The best places to locate CSP plants tend to be arid regions with little cloud, but such environments are often subject to water restrictions. A plant such as Andasol 3 consumes 500,000 m² of water a year, mostly to condense steam, but also to clean mirrors.Investors in Novatec Solar’s PE2 plant insisted on air cooling to avoid such controversy, even though reduces the economic return.
‘Air cooling costs much more and it reduces the output by 5%-6%,’ says Selig. Opinions are nevertheless divided on this issue. RWE’s Dinter says water cooling is essential to boost the thermodynamic efficiency of the steam cycle of
parabolic-trough plants like Andasol 3 with a relatively low inlet temperature. ‘With dry cooling, you cannot reduce the outlet temperature as much as with water,’ he says.
Burgaleta of Torresol Energy says that even though the Gemasolar central tower plant works at higher temperatures, water access was not a problem, and so the designers opted for water cooling. But one of Torresol’s central tower projects planned for the future will have air cooling instead, he adds.
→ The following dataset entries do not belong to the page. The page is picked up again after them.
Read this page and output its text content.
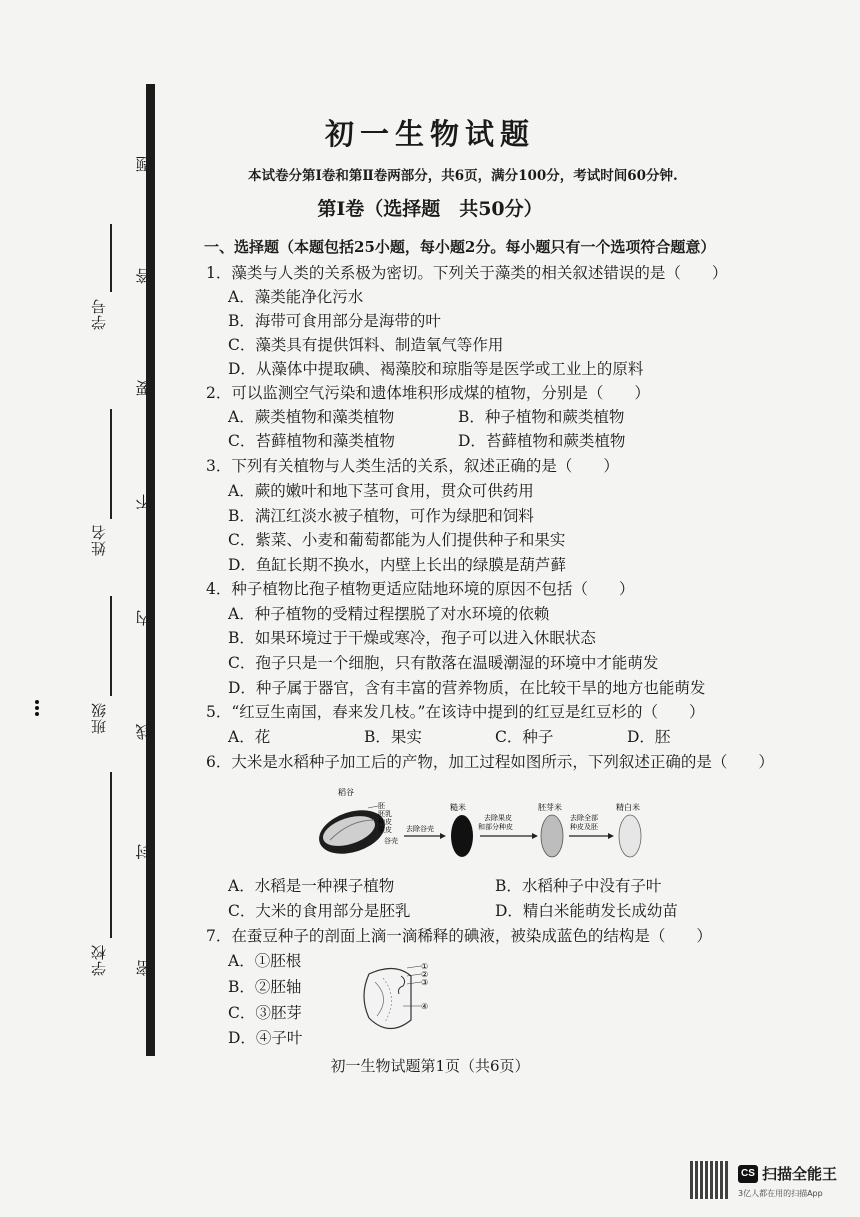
题
答
要
不
内
线
封
密
学号
姓名
班级
学校
初一生物试题
本试卷分第Ⅰ卷和第Ⅱ卷两部分，共6页，满分100分，考试时间60分钟.
第Ⅰ卷（选择题　共50分）
一、选择题（本题包括25小题，每小题2分。每小题只有一个选项符合题意）
1．藻类与人类的关系极为密切。下列关于藻类的相关叙述错误的是（　　）
A．藻类能净化污水
B．海带可食用部分是海带的叶
C．藻类具有提供饵料、制造氧气等作用
D．从藻体中提取碘、褐藻胶和琼脂等是医学或工业上的原料
2．可以监测空气污染和遗体堆积形成煤的植物，分别是（　　）
A．蕨类植物和藻类植物	B．种子植物和蕨类植物
C．苔藓植物和藻类植物	D．苔藓植物和蕨类植物
3．下列有关植物与人类生活的关系，叙述正确的是（　　）
A．蕨的嫩叶和地下茎可食用，贯众可供药用
B．满江红淡水被子植物，可作为绿肥和饲料
C．紫菜、小麦和葡萄都能为人们提供种子和果实
D．鱼缸长期不换水，内壁上长出的绿膜是葫芦藓
4．种子植物比孢子植物更适应陆地环境的原因不包括（　　）
A．种子植物的受精过程摆脱了对水环境的依赖
B．如果环境过于干燥或寒冷，孢子可以进入休眠状态
C．孢子只是一个细胞，只有散落在温暖潮湿的环境中才能萌发
D．种子属于器官，含有丰富的营养物质，在比较干旱的地方也能萌发
5．“红豆生南国，春来发几枝。”在该诗中提到的红豆是红豆杉的（　　）
A．花	B．果实	C．种子	D．胚
6．大米是水稻种子加工后的产物，加工过程如图所示，下列叙述正确的是（　　）
稻谷
胚
胚乳
种皮
果皮
谷壳
去除谷壳
糙米
去除果皮
和部分种皮
胚芽米
去除全部
种皮及胚
精白米
A．水稻是一种裸子植物	B．水稻种子中没有子叶
C．大米的食用部分是胚乳	D．精白米能萌发长成幼苗
7．在蚕豆种子的剖面上滴一滴稀释的碘液，被染成蓝色的结构是（　　）
A．①胚根
B．②胚轴
C．③胚芽
D．④子叶
①
②
③
④
初一生物试题第1页（共6页）
CS 扫描全能王
3亿人都在用的扫描App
As Spain is now discovering, concentrating solar power is far from being a single technology, but rather embraces a wide range of designs and key technologies, each with different operating characteristics, risk profiles and trade-offs. ‘There is no clear winner,’ clarifies Siemens’ Mürau.
Even without any radical technological breakthroughs, improvements in technologies and greater economies of scale are expected to drive a 30% reduction in the cost of CSP-generated electricity in Spain by 2015. And by 2025, costs may fall as much as 50%, at which point CSP plants will finally be in a position to substitute conventional sources in Spain’s energy mix.